Test Center review: Open source data aces
Jitterbit 2.0 impresses with easy GUI for mastering migration projects, while Talend Open Studio 3.0 scales gracefully to meet enterprise integration demandsFollow @infoworld
The Business Modeler component -- a nice touch for Talend -- is a piece of the puzzle often omitted even at the commercial level. The Business Modeler provides a pallet of components that allow nontechnical analysts to build a view of the system and its workflows, without ever touching a drop of Java. The result gets turned over to developers, who flesh out the details using the Job Modeler, an Eclipse-based IDE and debugger.
The Job Modeler will put any Eclipse-seasoned developer at ease with its own pallet of drag-and-drop components. It also provides access to the central repository, which holds all of your organization's business models, job designs, metadata, documentation, and connection-specific information.
The latest version of Job Modeler adds collapsible subroutines for easier navigation. Other niceties include quick tabbing between graphical layout and code, a job scheduling interface (that puts a GUI on the Unix crontab command), and a thumbnail overview for easy navigation of large document layouts.
I liked the tMap component for defining my transforms and data routings. Although it was reminiscent of an old switchboard with wires strewn about, it was ultimately fast and effective. An Automap option saves time setting up initial connections.
The Job Modeler IDE’s graphical SQL editor and test facility, called SQLBuilder, helps with SQL chores. Talend generates native SQL code for every supported database, no additional effort required. XSLT and XPath are in tow for XML processing. And a good set of orchestration components makes long-running and staged processing a possibility.
Onboard debugging offers step-by-step trace and variable inspection, with real-time stats and trace data viewable directly from the layout. Other niceties, like auto- generation of HTML documentation, sweeten the offering.
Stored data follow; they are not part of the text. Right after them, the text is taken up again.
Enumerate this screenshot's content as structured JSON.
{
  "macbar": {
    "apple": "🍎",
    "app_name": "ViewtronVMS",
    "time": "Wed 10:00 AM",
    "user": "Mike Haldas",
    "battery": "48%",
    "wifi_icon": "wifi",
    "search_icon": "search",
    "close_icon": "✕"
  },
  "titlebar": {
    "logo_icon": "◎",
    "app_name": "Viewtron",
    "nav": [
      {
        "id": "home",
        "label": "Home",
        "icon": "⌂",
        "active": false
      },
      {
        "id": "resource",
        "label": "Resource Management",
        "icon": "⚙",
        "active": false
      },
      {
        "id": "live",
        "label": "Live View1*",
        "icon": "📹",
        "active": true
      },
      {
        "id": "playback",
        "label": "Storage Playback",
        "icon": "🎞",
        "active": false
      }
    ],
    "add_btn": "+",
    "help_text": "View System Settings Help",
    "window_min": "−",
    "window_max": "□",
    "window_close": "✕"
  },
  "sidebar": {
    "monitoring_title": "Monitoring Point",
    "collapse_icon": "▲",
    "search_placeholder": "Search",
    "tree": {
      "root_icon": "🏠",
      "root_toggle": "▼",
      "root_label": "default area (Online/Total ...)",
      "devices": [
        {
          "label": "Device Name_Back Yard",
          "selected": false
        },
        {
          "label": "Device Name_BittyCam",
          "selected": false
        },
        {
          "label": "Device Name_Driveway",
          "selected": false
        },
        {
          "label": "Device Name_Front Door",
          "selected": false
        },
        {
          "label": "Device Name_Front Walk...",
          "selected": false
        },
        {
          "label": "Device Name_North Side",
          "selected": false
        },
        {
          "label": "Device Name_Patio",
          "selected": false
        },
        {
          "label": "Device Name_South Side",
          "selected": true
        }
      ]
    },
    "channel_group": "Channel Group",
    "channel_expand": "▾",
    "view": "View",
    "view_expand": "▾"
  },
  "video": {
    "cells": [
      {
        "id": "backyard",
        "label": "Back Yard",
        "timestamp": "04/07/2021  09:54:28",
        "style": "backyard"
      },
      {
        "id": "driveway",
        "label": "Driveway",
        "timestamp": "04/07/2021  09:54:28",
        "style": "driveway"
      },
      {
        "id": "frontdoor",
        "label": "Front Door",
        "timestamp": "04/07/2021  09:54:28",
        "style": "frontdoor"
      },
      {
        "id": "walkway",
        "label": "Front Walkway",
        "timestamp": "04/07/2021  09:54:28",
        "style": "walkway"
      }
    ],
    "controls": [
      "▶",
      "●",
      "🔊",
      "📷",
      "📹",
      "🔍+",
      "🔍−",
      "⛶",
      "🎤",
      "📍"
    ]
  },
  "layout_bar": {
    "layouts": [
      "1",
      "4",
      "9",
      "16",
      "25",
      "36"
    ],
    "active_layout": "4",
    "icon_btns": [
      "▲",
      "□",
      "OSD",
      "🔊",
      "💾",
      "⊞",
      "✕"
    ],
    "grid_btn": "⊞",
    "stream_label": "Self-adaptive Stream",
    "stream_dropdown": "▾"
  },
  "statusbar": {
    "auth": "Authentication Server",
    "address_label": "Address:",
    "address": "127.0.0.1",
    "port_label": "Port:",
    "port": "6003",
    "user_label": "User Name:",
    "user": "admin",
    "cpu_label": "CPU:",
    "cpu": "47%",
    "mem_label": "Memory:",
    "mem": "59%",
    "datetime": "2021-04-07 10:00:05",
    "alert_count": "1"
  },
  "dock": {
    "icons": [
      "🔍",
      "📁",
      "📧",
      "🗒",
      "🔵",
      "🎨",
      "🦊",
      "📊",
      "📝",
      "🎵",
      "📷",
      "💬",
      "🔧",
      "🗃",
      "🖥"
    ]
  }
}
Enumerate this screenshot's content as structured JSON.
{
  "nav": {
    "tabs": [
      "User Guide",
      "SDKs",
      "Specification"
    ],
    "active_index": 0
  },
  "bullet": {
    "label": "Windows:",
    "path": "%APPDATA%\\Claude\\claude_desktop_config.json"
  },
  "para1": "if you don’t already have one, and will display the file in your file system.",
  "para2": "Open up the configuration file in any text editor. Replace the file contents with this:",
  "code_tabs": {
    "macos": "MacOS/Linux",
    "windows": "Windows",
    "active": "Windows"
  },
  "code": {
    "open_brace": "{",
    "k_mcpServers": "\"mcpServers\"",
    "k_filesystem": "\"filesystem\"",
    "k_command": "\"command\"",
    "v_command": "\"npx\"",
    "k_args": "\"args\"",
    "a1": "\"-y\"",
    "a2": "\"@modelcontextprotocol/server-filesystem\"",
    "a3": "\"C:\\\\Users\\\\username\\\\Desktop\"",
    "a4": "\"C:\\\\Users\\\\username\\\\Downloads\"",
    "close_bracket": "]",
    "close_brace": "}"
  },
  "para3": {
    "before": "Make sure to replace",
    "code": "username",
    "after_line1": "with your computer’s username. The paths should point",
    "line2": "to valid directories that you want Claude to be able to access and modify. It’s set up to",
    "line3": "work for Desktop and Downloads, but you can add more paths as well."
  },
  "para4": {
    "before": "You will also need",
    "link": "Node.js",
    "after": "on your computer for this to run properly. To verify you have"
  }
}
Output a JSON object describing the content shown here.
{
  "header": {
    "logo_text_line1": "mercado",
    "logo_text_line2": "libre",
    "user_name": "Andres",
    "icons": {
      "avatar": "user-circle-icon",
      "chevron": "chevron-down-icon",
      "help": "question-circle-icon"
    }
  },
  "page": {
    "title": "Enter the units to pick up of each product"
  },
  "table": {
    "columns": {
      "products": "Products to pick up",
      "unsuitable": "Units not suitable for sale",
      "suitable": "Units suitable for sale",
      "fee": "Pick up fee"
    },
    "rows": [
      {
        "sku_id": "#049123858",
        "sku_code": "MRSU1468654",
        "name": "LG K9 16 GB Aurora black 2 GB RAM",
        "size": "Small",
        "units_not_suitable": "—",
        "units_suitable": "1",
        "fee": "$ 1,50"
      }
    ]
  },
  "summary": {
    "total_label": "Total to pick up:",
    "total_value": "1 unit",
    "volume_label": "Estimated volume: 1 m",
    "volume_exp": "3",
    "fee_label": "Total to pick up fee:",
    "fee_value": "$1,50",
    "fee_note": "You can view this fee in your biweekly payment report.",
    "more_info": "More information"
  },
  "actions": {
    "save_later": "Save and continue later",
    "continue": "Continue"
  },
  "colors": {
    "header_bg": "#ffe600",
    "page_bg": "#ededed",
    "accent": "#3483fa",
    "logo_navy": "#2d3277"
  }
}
You need to be able to trust the accuracy of your data, not just push it around. Talend has data governance covered with good provisions for data quality and profiling. Data conformity and consistency, beyond de-duplication, is achieved using filters such as search-and-replace, interval- and fuzzy- matching, and schema-based transformation. The profiler adds metrics on data quality -- tracked and assessed over time -- and graphically depicts stats and performance summaries for quick isolation of data in need of scrubbing.
I was impressed by Talend's rich set of components for third-party products, too. Support ranges from the higher end of OLAP cubes and Microsoft AX Server, down to QuickBooks and Google Apps. Even open BI solutions, including Jaspersoft and SpagoBI, as well as CRM apps, including Salesforce.com, Sugar, and Centric CRM, are supported.
Talend needs to work on automating management and partitioning of distributed jobs. I’d like to see Talend (and the Talend community) generate more industry-specific components -- say, to address HIPAA (Health Insurance Portability and Accountability Act) and SWIFT (Society for Worldwide Interbank Financial Telecommunication) directly. And although Talend offers ELT support in addition to ETL, currently ELT mode is limited to Oracle, MySQL, and Teradata databases.
Support is always a key concern for open source. Although Talend is still a young company, its worldwide presence enables it to deliver service, support, and training 24/7. Support is included in its team-oriented Integration Suite, along with added provisions for distributed monitoring and load balancing down to the CPU core. Talend even offers a free SaaS edition, Talend on Demand, with subscription-based support.
Clearly Talend has much to offer. Before you break the bank for a six-figure proprietary alternative or ponder the ongoing maintenance nightmare of a hand-coded solution, you’d be foolish not to explore Talend for your next data integration project.